Zusätzlich. Wenn du dem Optimizer dann noch diese Hints gibt oder ich kenne das ab und zu von SQL Quiz, den kannst du ja sogar forcen, nutze diesen Index. Wenn du jetzt wirklich weißt, was du da tust, dann kann sich die Implementierung des Optimizers ja auch in der nächsten Version der Datenbank ändern. Und dann sind wir genau wieder bei dem Beispiel, was du von deinem Kollegen da erzählt hast, die jagen irgendwelchen Performance Degradations hinterher wegen einem Datenbank Update oder ähnliches, weil der Optimizer sich unten drunter geändert hat. Also da ist ja die Frage, optimierst du hier auf eine innere Implementierung oder optimierst du auf Basis des Optimizer Interfaces, ähnlich wie ein Unittest du das externe Interface oder testest du die inner Implementierung?

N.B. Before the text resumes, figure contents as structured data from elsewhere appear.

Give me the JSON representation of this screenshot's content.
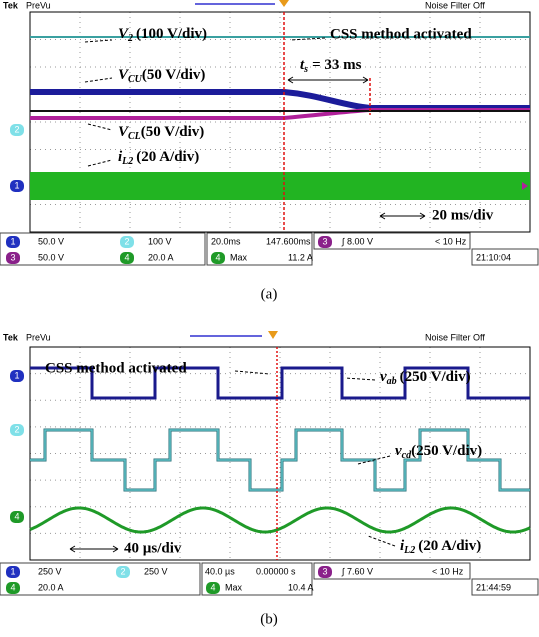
{
  "panel_a": {
    "header": {
      "brand": "Tek",
      "mode": "PreVu",
      "filter": "Noise Filter Off"
    },
    "markers": {
      "ch2": "2",
      "ch1": "1"
    },
    "annotations": {
      "v2": {
        "symbol": "V",
        "sub": "2",
        "scale": "(100 V/div)"
      },
      "css": "CSS method activated",
      "vcu": {
        "symbol": "V",
        "sub": "CU",
        "scale": "(50 V/div)"
      },
      "ts": {
        "symbol": "t",
        "sub": "s",
        "rest": "= 33 ms"
      },
      "vcl": {
        "symbol": "V",
        "sub": "CL",
        "scale": "(50 V/div)"
      },
      "il2": {
        "symbol": "i",
        "sub": "L2",
        "scale": "(20 A/div)"
      },
      "timebase": "20 ms/div"
    },
    "readout": {
      "ch1": {
        "num": "1",
        "scale": "50.0 V"
      },
      "ch2": {
        "num": "2",
        "scale": "100 V"
      },
      "ch3": {
        "num": "3",
        "scale": "50.0 V"
      },
      "ch4": {
        "num": "4",
        "scale": "20.0 A"
      },
      "time": "20.0ms",
      "position": "147.600ms",
      "trigger": {
        "num": "3",
        "level": "∫ 8.00 V"
      },
      "freq": "< 10 Hz",
      "meas": {
        "num": "4",
        "label": "Max",
        "value": "11.2 A"
      },
      "clock": "21:10:04"
    },
    "caption": "(a)"
  },
  "panel_b": {
    "header": {
      "brand": "Tek",
      "mode": "PreVu",
      "filter": "Noise Filter Off"
    },
    "markers": {
      "ch1": "1",
      "ch2": "2",
      "ch4": "4"
    },
    "annotations": {
      "css": "CSS method activated",
      "vab": {
        "symbol": "v",
        "sub": "ab",
        "scale": "(250 V/div)"
      },
      "vcd": {
        "symbol": "v",
        "sub": "cd",
        "scale": "(250 V/div)"
      },
      "il2": {
        "symbol": "i",
        "sub": "L2",
        "scale": "(20 A/div)"
      },
      "timebase": "40 µs/div"
    },
    "readout": {
      "ch1": {
        "num": "1",
        "scale": "250 V"
      },
      "ch2": {
        "num": "2",
        "scale": "250 V"
      },
      "ch4": {
        "num": "4",
        "scale": "20.0 A"
      },
      "time": "40.0 µs",
      "position": "0.00000 s",
      "trigger": {
        "num": "3",
        "level": "∫ 7.60 V"
      },
      "freq": "< 10 Hz",
      "meas": {
        "num": "4",
        "label": "Max",
        "value": "10.4 A"
      },
      "clock": "21:44:59"
    },
    "caption": "(b)"
  }
}
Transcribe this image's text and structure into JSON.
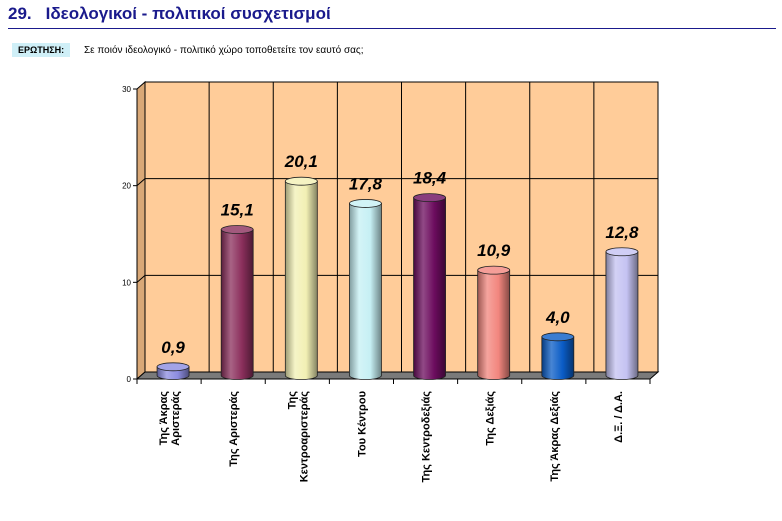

Und auch da würde ich wieder sagen, wenn du keinen Einfluss drauf hast auf diese externe Implementierung, dann lass es einfach und nimm die an, dass die möglichst geschickte Sachen machen. Also da die Trennlinie zu ziehen, wie bei allen anderen Tests oder so. Genauso alles, was extern ist, was ich nicht beeinflussen kann, versuche ich dann auch weniger zu beeinflussen, weil sonst hat man genau diese Seiteneffekte, wo man dann auch so mit Bugs ewig lang sucht. Da hat man irgendwo einen Hint drinnen und alles wird langsamer und dann viel Spaß beim Suchen, weil der Hint ist irgendwo vor fünf Jahren mal eingegeben worden.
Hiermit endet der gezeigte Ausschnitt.